14 avr 2014 | PAR Alain Foulon | N°284
Les dirigeants français actuels ont perdu tout sens de l’histoire et ne prennent leurs décisions qu’en fonction des idéologies au goût du jour. - Stocklib © Sergey Nivens

Pour ouvrir le bal, on pourrait imaginer que ça bouge dans le canal du Mozambique, plus exactement du côté de l’archipel des Comores. Il est possible en effet que le président de l’Union des Comores, Ikililou Dhoinine, reçoive une lettre de son homologue François Hollande l’informant que la France abandonne sa souveraineté sur Mayotte et propose sa réintégration au sein de l’ensemble comorien, comme le réclame l’ONU. Bien sûr, je plaisante… Mais cette position serait cohérente au regard de celle adoptée par la France dans le dossier de la Crimée.

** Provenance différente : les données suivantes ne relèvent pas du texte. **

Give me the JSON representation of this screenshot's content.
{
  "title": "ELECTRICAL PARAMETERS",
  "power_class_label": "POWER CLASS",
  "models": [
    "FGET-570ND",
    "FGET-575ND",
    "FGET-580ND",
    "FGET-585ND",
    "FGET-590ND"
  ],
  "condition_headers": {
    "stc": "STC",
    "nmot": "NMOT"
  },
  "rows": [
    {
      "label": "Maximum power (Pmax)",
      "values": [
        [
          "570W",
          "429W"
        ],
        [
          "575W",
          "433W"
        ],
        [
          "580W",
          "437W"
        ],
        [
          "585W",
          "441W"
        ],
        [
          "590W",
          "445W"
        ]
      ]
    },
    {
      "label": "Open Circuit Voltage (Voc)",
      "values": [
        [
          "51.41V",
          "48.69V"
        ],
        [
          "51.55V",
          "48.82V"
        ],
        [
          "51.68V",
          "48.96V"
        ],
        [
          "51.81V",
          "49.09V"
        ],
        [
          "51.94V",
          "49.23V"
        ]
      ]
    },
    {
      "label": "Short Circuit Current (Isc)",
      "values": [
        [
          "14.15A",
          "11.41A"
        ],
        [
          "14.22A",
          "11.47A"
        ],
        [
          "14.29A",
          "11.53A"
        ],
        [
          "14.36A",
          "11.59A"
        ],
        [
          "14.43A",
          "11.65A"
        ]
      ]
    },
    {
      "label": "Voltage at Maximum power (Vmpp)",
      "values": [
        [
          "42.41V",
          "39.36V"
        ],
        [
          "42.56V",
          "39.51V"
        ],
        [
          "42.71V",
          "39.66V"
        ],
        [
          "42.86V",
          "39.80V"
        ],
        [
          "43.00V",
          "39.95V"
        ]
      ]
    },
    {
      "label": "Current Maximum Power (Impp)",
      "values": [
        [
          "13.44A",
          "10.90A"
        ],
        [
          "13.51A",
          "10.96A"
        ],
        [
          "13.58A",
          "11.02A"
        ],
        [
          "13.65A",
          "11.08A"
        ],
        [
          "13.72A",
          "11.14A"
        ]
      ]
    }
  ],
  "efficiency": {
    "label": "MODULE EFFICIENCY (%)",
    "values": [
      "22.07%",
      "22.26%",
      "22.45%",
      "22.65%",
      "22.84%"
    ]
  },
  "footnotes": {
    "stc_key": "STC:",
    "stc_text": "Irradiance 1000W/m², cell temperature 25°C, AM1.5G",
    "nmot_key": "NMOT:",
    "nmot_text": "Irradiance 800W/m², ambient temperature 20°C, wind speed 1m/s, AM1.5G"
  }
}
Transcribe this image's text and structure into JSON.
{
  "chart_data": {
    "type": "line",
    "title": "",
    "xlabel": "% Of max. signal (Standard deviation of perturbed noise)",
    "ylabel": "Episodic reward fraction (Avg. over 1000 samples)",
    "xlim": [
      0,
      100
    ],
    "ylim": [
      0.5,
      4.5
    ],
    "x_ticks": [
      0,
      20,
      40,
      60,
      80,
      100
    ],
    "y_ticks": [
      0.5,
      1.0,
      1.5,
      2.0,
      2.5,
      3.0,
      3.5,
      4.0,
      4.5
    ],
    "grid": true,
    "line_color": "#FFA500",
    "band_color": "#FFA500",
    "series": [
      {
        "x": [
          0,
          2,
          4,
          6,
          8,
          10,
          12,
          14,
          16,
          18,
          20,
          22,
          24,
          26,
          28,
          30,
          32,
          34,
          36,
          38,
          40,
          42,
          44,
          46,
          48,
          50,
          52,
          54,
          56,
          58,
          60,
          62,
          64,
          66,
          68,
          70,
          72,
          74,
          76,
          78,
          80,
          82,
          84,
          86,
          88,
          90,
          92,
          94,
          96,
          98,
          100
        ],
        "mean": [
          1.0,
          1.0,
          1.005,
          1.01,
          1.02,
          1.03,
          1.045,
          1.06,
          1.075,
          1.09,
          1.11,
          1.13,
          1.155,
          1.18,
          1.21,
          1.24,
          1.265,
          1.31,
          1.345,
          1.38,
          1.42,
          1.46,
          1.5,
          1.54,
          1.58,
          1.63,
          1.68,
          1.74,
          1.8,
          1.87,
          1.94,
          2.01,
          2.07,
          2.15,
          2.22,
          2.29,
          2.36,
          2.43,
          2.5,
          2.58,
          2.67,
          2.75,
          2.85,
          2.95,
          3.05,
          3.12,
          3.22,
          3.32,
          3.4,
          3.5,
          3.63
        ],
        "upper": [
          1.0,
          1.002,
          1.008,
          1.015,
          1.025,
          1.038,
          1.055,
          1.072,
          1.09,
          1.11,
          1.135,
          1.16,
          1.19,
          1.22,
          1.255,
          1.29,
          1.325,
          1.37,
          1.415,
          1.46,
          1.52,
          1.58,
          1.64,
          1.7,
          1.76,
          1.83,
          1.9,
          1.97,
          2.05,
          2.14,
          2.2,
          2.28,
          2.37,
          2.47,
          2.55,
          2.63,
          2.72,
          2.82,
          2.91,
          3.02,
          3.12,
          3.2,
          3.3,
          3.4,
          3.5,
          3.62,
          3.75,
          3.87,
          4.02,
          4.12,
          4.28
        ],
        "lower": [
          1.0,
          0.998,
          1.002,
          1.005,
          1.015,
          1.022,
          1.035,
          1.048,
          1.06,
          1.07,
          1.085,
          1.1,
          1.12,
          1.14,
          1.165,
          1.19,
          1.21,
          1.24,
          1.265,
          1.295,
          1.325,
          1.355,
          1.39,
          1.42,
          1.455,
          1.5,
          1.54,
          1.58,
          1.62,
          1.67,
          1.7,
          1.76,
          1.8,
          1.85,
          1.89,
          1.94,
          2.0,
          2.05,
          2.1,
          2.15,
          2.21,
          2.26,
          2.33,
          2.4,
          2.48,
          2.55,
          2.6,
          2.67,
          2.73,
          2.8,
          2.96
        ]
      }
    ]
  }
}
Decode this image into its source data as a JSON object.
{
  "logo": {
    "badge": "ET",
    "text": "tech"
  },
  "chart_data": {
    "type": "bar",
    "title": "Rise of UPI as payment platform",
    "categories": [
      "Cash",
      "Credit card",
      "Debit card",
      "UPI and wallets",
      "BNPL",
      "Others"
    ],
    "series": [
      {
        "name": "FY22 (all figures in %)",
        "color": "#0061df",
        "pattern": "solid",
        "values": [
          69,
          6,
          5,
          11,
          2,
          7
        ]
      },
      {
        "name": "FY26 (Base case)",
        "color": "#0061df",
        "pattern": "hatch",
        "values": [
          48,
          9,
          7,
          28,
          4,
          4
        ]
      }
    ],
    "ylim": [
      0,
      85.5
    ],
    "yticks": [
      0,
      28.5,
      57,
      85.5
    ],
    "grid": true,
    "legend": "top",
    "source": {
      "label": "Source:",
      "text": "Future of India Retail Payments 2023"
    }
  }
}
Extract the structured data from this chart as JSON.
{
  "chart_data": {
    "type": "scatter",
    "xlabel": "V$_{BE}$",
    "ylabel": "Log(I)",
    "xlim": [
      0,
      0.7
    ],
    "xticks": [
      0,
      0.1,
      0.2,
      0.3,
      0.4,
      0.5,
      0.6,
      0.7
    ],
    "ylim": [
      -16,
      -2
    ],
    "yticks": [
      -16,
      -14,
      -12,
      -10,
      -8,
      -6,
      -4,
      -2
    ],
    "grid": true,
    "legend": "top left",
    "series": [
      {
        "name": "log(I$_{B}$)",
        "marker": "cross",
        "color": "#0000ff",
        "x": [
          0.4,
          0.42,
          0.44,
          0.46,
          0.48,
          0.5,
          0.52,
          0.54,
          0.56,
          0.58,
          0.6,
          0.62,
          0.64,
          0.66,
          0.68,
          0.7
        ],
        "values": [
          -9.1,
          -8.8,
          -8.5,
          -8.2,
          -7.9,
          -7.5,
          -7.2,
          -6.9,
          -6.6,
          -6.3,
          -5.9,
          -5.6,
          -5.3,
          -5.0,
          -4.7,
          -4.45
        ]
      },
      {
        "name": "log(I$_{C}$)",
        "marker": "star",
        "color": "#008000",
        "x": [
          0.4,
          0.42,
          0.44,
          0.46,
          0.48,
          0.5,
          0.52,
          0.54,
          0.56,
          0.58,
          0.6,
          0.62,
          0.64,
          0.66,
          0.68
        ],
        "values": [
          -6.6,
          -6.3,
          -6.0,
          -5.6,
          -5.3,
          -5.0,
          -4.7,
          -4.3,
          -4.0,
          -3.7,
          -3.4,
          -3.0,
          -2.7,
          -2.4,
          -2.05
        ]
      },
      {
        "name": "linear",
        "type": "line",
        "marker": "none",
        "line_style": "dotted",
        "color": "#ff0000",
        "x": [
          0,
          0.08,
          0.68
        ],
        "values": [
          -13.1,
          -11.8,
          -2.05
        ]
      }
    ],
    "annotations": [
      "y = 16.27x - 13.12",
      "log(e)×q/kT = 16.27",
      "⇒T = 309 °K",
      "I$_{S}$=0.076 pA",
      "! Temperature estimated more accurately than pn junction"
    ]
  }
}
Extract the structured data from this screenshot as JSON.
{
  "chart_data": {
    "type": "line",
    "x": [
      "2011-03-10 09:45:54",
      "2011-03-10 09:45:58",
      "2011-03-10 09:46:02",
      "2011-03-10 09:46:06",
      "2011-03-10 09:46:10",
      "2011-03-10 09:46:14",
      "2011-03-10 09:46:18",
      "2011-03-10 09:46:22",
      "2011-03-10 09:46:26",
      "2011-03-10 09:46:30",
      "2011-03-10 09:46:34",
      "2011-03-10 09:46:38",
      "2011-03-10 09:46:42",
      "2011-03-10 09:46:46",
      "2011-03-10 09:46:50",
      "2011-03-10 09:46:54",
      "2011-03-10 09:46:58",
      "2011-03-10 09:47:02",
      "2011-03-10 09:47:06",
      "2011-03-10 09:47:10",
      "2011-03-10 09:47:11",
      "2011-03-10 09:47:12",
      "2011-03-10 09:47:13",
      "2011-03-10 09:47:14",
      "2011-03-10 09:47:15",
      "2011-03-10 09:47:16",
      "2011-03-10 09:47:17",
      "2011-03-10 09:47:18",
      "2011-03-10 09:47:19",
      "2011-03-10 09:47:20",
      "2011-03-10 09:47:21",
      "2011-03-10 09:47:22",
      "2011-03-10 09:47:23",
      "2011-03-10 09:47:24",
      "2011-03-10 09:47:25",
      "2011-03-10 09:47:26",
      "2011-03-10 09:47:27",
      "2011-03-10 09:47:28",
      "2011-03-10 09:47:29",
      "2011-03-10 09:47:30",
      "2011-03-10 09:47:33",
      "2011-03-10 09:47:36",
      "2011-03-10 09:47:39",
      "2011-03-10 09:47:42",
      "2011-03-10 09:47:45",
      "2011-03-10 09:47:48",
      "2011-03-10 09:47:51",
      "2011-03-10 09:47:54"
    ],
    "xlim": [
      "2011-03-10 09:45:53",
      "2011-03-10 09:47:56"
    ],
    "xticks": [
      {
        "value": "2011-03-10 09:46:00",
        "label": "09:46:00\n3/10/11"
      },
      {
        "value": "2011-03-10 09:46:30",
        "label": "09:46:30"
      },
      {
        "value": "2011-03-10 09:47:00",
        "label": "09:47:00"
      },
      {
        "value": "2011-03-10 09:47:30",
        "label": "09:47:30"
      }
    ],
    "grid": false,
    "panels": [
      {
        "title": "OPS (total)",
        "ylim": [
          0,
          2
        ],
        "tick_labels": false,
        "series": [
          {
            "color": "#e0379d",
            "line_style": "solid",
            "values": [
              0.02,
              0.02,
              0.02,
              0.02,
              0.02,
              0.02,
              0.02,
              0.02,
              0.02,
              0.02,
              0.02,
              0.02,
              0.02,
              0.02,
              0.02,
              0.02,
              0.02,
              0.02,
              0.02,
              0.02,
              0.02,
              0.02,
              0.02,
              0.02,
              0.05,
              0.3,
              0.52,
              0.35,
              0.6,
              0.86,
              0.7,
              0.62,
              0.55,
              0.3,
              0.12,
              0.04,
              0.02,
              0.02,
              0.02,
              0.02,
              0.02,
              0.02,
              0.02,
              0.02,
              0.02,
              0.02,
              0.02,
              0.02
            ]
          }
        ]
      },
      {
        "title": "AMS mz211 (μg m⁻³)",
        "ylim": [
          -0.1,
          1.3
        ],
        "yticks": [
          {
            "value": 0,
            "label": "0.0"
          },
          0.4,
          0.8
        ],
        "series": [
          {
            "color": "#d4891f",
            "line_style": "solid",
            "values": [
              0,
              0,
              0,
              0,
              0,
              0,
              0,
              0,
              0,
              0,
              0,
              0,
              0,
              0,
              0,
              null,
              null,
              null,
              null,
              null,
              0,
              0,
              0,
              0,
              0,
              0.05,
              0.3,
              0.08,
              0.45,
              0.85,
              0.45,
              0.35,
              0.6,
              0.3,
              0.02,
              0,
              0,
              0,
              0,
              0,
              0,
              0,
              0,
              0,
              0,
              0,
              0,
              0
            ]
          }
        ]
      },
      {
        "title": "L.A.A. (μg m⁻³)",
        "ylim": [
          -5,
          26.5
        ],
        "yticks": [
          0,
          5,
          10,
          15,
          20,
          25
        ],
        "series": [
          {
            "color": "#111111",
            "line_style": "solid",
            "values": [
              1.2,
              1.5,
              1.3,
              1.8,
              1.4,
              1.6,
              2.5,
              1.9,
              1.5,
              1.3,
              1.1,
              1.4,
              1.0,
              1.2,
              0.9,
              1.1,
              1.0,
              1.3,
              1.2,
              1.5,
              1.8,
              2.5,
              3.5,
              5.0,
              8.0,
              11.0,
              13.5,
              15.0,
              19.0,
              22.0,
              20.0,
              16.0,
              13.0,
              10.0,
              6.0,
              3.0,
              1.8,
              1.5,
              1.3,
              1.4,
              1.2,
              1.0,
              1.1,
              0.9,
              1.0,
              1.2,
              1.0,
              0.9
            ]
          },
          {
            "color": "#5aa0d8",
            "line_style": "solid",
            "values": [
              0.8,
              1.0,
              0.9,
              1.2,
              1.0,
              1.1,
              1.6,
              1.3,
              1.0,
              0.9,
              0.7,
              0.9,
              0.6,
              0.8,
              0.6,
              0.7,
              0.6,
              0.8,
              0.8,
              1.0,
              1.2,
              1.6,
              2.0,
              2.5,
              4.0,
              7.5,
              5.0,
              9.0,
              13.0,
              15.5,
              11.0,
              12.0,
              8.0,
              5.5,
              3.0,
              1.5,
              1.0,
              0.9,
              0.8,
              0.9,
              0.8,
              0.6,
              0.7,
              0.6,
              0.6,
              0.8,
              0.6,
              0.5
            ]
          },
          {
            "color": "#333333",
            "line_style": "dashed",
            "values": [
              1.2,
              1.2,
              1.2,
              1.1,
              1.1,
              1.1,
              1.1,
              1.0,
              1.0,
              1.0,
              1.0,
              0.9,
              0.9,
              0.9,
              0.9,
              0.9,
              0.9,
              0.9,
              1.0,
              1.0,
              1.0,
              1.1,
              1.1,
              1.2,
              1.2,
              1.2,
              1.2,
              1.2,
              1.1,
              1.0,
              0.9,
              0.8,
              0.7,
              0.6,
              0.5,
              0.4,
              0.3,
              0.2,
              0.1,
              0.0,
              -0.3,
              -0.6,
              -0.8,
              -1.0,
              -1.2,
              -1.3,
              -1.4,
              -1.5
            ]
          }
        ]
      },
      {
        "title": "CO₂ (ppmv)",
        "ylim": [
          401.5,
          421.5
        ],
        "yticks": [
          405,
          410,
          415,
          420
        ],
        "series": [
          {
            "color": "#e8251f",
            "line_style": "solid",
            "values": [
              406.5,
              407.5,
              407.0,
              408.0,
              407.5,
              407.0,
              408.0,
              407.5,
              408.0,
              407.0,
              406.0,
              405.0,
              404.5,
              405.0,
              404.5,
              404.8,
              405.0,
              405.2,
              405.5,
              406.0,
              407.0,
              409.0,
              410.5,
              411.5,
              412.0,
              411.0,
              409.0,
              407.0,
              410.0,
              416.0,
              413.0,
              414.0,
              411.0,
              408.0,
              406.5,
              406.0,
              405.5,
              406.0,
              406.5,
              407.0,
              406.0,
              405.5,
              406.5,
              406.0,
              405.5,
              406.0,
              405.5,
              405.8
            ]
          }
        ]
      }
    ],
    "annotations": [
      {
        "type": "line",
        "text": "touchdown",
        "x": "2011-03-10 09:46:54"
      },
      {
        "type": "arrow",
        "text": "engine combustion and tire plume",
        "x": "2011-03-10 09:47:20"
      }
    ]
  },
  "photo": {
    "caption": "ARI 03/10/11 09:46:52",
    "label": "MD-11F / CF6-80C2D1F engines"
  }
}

Si le principe de continuité territoriale prime sur celui des peuples à disposer d’eux-mêmes, Mayotte aurait dû suivre les trois îles de l’archipel dans la voie de l’indépendance en 1975. Si la liberté des peuples est plus importante, alors la France devrait reconnaître celle des habitants de Crimée qui n’ont jamais été consultés lors de leur rattachement à l’Ukraine en 1954. La « communauté internationale » (ce qui ne veut pas dire grande chose et se limite surtout à l’avis de Washington) ne reconnaît pas le référendum qui vient d’être organisé en Crimée, mais elle ne reconnaît pas davantage les référendums organisés par la France à Mayotte, dont le dernier en a fait un département. Il y a un proverbe réunionnais qui dit qu’il faut avoir le fond de son pantalon propre quand on monte au cocotier. Les dirigeants français actuels devraient le méditer. Mais le problème, c’est que, pour la plupart, ils ont perdu tout sens de l’histoire et ne prennent leurs décisions qu’en fonction des idéologies au goût du jour. Le philosophe français Michel Onfray le confirme dans un récent entretien accordé à l’hebdomadaire mauricien « Week-end » (16 mars 2013). « J’ai eu l’occasion d’interviewer Sarkozy pour « Philosophie Magazine » et Hollande pour « Le Nouvel Observateur », ce qui m’a permis de mesurer leur inculture… » Et au journaliste qui lui demande s’il existe une différence de niveau entre les deux, Michel Onfray répond : « À mon avis, Hollande est le pire des deux. Les politiciens d’aujourd’hui ne sont pas des gens qui pensent et qui réfléchissent. »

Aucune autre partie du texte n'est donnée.